Comme je ne peux quand même pas défendre l’indéfendable, je suis obligé de mettre le holà avec The Resistance qui dépasse toutes les bornes du bon goût et de la légèreté.
Ce n’est pas que l’album commence mal. En effet, avec le recul, leur premier single "Uprising" (pourtant difficile à passer cet été lors des premières écoutes radio) est sans doute le meilleur moment de tout le disque. Il a le mérite d’être dansant et entraînant, même si l’ambiance des stades (auxquels les Muse semblent maintenant abonnés, voir HAARP) pointe parfois un peu trop le bout de son nez.
Quand à "Resistance", le deuxième titre, il peut encore être globalement défendu, même si très franchement il est difficile de ne pas penser à Robert Miles sur les claviers introductifs et que les chœurs de "It could be wrong" sont affligeants ! Au moins cette compo laisse-t-elle encore une place pour le souffle épique et crescendo qui a fait la renommée de Muse (et qui agaçait déjà certains).
Le problème devient insoluble dès le troisième titre, "Undisclosed Desires", où là on ne voit plus bien où veut nous amener le trio. Enfin ou plutôt si, on voit bien, mais on n’a pas trop envie de le suivre par ici justement : un trip vaguement electro disco mais pas très bien amené, sans grand intérêt et qui fait gravement baisser le niveau.
Du coup, parce qu’ils ont bien senti que ce terrain-là ne va pas trop nous convenir, les trois sacripants essayent, dès le quatrième titre, de nous amener sur un autre terrain : celui du romantico-classico-gazeux. "United States Of Eurasia (+ Collateral Damage)" est en effet introduit par des notes de piano sur lesquelles viennent s’inscrire des nappes de cordes. Jusqu’à ce que, à 1.20 minute, ils nous décochent une montée à la Queen qui enchaîne avec des instrumentations orientalisantes. Ce patchwork bancal et dangereux se poursuit ainsi pendant encore quelques minutes, avant le ridicule final : en effet, sans transition, le morceau se clôt par un fameux thème au piano de Chopin repris tel quel, avec simplement sur la fin des voix d’enfants et le passage d’un avion à réaction.
Coup de théâtre : Chopin (le vrai, note à note) peut donc coexister avec Muse. Est-ce, de la part du trio, une marque de vénération à l’égard du glorieux aîné, ou un manque total de modestie ? Dans les deux cas, cela n’enlève rien au kitsch de l’ensemble. L’auditeur devient alors plus que perplexe, il sent que quelque chose est en train de déraper et risque de ne jamais revenir sur le droit chemin (en tous cas pour cet album).
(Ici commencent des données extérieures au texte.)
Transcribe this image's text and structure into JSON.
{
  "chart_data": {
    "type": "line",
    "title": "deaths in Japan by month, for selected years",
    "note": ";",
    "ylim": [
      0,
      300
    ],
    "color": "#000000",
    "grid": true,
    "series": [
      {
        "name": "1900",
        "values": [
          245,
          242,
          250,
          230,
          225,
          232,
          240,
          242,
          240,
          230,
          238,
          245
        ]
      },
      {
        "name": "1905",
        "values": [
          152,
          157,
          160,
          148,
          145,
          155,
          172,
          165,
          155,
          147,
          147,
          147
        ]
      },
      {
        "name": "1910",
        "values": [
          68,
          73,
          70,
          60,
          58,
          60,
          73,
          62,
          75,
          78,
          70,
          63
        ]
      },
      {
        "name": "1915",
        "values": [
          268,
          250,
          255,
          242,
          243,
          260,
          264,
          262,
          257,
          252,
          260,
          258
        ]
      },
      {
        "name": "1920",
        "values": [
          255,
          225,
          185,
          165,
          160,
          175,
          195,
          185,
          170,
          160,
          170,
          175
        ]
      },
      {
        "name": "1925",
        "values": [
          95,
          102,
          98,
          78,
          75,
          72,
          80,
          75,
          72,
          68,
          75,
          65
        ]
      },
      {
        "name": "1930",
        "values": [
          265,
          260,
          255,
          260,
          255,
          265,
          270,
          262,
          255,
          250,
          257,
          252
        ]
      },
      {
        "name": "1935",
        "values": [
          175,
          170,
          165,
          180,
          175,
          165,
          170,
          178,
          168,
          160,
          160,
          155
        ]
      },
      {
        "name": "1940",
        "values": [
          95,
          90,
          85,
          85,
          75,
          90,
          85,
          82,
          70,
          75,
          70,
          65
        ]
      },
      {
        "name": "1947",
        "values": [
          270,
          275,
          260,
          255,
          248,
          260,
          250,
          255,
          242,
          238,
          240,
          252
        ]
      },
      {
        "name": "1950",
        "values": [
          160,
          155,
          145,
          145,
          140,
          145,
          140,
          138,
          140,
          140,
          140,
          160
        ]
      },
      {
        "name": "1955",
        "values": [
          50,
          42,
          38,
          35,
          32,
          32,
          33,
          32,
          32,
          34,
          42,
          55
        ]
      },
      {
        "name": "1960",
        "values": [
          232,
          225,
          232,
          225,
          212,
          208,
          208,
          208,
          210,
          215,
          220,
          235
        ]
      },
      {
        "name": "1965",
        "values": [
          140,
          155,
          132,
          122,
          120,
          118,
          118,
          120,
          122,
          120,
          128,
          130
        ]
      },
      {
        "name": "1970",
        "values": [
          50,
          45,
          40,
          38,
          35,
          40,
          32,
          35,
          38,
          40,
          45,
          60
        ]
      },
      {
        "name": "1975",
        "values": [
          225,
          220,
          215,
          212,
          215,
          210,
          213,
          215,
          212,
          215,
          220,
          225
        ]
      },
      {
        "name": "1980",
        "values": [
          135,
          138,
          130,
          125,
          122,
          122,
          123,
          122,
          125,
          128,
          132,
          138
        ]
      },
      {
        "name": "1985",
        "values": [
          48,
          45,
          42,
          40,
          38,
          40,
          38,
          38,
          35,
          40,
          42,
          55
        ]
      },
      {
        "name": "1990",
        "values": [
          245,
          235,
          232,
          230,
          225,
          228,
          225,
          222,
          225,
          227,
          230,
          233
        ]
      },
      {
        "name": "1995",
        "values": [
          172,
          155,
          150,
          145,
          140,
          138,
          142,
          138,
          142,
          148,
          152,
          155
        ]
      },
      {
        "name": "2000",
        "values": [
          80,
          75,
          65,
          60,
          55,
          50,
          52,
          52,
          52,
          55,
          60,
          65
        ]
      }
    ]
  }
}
On ne peut pas dire que le reste va lui donner tort, bien au contraire. Le morceau suivant, "Guiding Light", est franchement indigeste, surtout lorsque le solo de guitare à l’inspiration hard-rock FM vient agresser l’auditeur.
Que dire ensuite de "Unnatural Selection", dont les orgues introductifs (façon Toccata de Bach sans le talent) sont immédiatement sabrés (tant mieux) par un riff de grosse guitare à la Rage Against The Machine, très musien dans l’esprit (genre "New Born") et qui laisse espérer quelque chose, malheureusement immédiatement éteint (l’espoir) par un break et un refrain un peu trop plein d’affectation et qui (pour faire plaisir à ma sœur) est légèrement inspiré de System Of A Down. Hop, voilà-t-y pas qu’après une reprise de cette structure un coup, on enchaîne sur un trois temps où, à nouveau, un solo de guitare en deux parties, un peu nase et bien enflé, en rajoute encore une couche dans le lourdingue. Comme ils ne sont plus à ça près, ils reviennent sur la structure de départ (à la System puis à la Rage) parce qu’il faut quand même faire un morceau qui voisine les 7 minutes !
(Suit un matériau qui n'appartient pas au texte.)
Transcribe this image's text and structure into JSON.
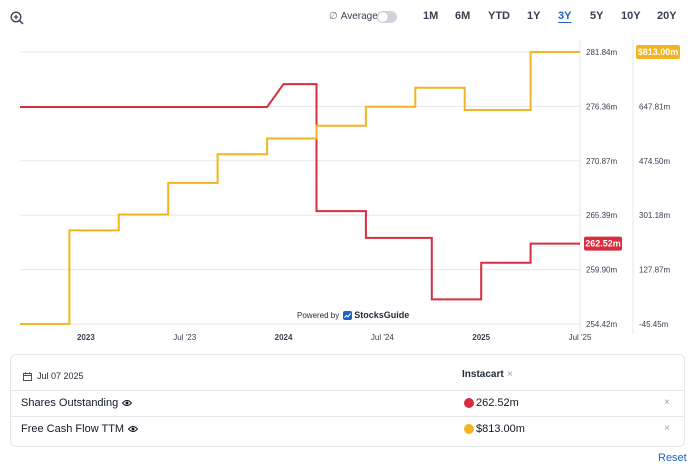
{
  "toolbar": {
    "average_symbol": "∅",
    "average_label": "Average",
    "average_enabled": false,
    "ranges": [
      "1M",
      "6M",
      "YTD",
      "1Y",
      "3Y",
      "5Y",
      "10Y",
      "20Y"
    ],
    "active_range": "3Y"
  },
  "chart_data": {
    "type": "line",
    "x_tick_labels": [
      "2023",
      "Jul '23",
      "2024",
      "Jul '24",
      "2025",
      "Jul '25"
    ],
    "left_axis_ticks": [
      "281.84m",
      "276.36m",
      "270.87m",
      "265.39m",
      "259.90m",
      "254.42m"
    ],
    "right_axis_ticks": [
      "$813.00m",
      "647.81m",
      "474.50m",
      "301.18m",
      "127.87m",
      "-45.45m"
    ],
    "left_axis_range": [
      254.42,
      281.84
    ],
    "right_axis_range": [
      -45.45,
      813.0
    ],
    "grid": true,
    "series": [
      {
        "name": "Shares Outstanding",
        "color": "#d92d3f",
        "axis": "left",
        "end_label": "262.52m",
        "points": [
          [
            "2022-09",
            276.3
          ],
          [
            "2023-09",
            276.3
          ],
          [
            "2023-12",
            276.3
          ],
          [
            "2024-01",
            278.6
          ],
          [
            "2024-03",
            278.6
          ],
          [
            "2024-03",
            265.8
          ],
          [
            "2024-06",
            265.8
          ],
          [
            "2024-06",
            263.1
          ],
          [
            "2024-10",
            263.1
          ],
          [
            "2024-10",
            256.9
          ],
          [
            "2025-01",
            256.9
          ],
          [
            "2025-01",
            260.6
          ],
          [
            "2025-04",
            260.6
          ],
          [
            "2025-04",
            262.52
          ],
          [
            "2025-07",
            262.52
          ]
        ]
      },
      {
        "name": "Free Cash Flow TTM",
        "color": "#f4b41f",
        "axis": "right",
        "end_label": "$813.00m",
        "points": [
          [
            "2022-09",
            -45.45
          ],
          [
            "2022-12",
            -45.45
          ],
          [
            "2022-12",
            250
          ],
          [
            "2023-03",
            250
          ],
          [
            "2023-03",
            300
          ],
          [
            "2023-06",
            300
          ],
          [
            "2023-06",
            400
          ],
          [
            "2023-09",
            400
          ],
          [
            "2023-09",
            490
          ],
          [
            "2023-12",
            490
          ],
          [
            "2023-12",
            540
          ],
          [
            "2024-03",
            540
          ],
          [
            "2024-03",
            580
          ],
          [
            "2024-06",
            580
          ],
          [
            "2024-06",
            640
          ],
          [
            "2024-09",
            640
          ],
          [
            "2024-09",
            700
          ],
          [
            "2024-12",
            700
          ],
          [
            "2024-12",
            630
          ],
          [
            "2025-04",
            630
          ],
          [
            "2025-04",
            813
          ],
          [
            "2025-07",
            813
          ]
        ]
      }
    ],
    "footer": {
      "powered_by": "Powered by",
      "brand": "StocksGuide"
    }
  },
  "details": {
    "date": "Jul 07 2025",
    "company": "Instacart",
    "remove_symbol": "×",
    "rows": [
      {
        "label": "Shares Outstanding",
        "value": "262.52m",
        "color": "#d92d3f"
      },
      {
        "label": "Free Cash Flow TTM",
        "value": "$813.00m",
        "color": "#f4b41f"
      }
    ]
  },
  "reset_label": "Reset"
}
"Unnatural Selection" était peut-être quand même l’un des trois titres les moins pourris de l’album car la fin de The Resistance va tout dépasser en n’importe quoi. "MK Ultra" aurait peut-être pu donner quelque chose mais il aurait fallu vouloir arrêter de changer à tout prix systématiquement de rythme et de style au cours de la chanson. Or comme ils n’y sont pas décidés, ben le sentiment d’indigestion s’amplifie.
"I Belong To You / Mon cœur s’ouvre à ta voix" ne va rien arranger : une basse et un piano un peu groovy (limite à la Maroon Five) se voient damés le pion, par moments, par des chœurs "oooh oooh" sans subtilité et des envolées pianistiques romantico-ratées, avec à nouveau l'incrustation d'un "vrai" air de classique. Un long break involontairement cocasse oscille entre Rachmaninov, Queen et le néant (Matthew Bellamy pousse des grands cris, il semble y croire, déchiré qu’il est par l’émotion).
Mais on est pourtant loin de s’attendre à l’apothéose finale, totalement ratée et même globalement grotesque : trois titres ("Exogenesis : Symphony") formant une espèce de symphonie directement inspirée par les musiciens que Matthew Bellamy aime tant mais qu’il aurait peut-être mieux fait de ne jamais découvrir (Bach mais surtout Chopin, Rachmaninov et plus généralement tous les romantiques). Ici une perméabilité totale avec le classique se fait jour, mais ça ne fonctionne pas. Toujours ce même kitsch, cette impossibilité de recoller grâce à la distance ou l’ironie, ils y vont à fond, convaincus que ce qu’ils font est bien, du coup ça nous fait un peu de la peine, on est mal à l’aise pour eux, mais franchement on n’arrive pas à adhérer. Un cap est franchi, l’équilibre parfois précaire sur lequel reposaient les précédents albums s’écroule et les pires défauts de leur inspiration, déjà latents et larvés par le passé, explosent en pleine lumière et surtout aux oreilles de l’auditeur.
Je ne vois pas comment The Resistance pourrait être accueilli positivement : tant par les détracteurs habituels (qui ont là de quoi justifier toutes leurs critiques antérieures) que par les fans. A part les purs et durs qui seraient prêts à leur passer n’importe quoi, qui va pouvoir accrocher et s’enthousiasmer ?
Un camouflet d’ensemble risque donc de peser sur le groupe, avec deux possibilités : soit les faire revenir à quelque chose de moins délirant, soit au contraire les positionner dans la case "artistes maudits et incompris", ce qui pourrait leur donner envie d’en rajouter, de persister et signer dans cette veine.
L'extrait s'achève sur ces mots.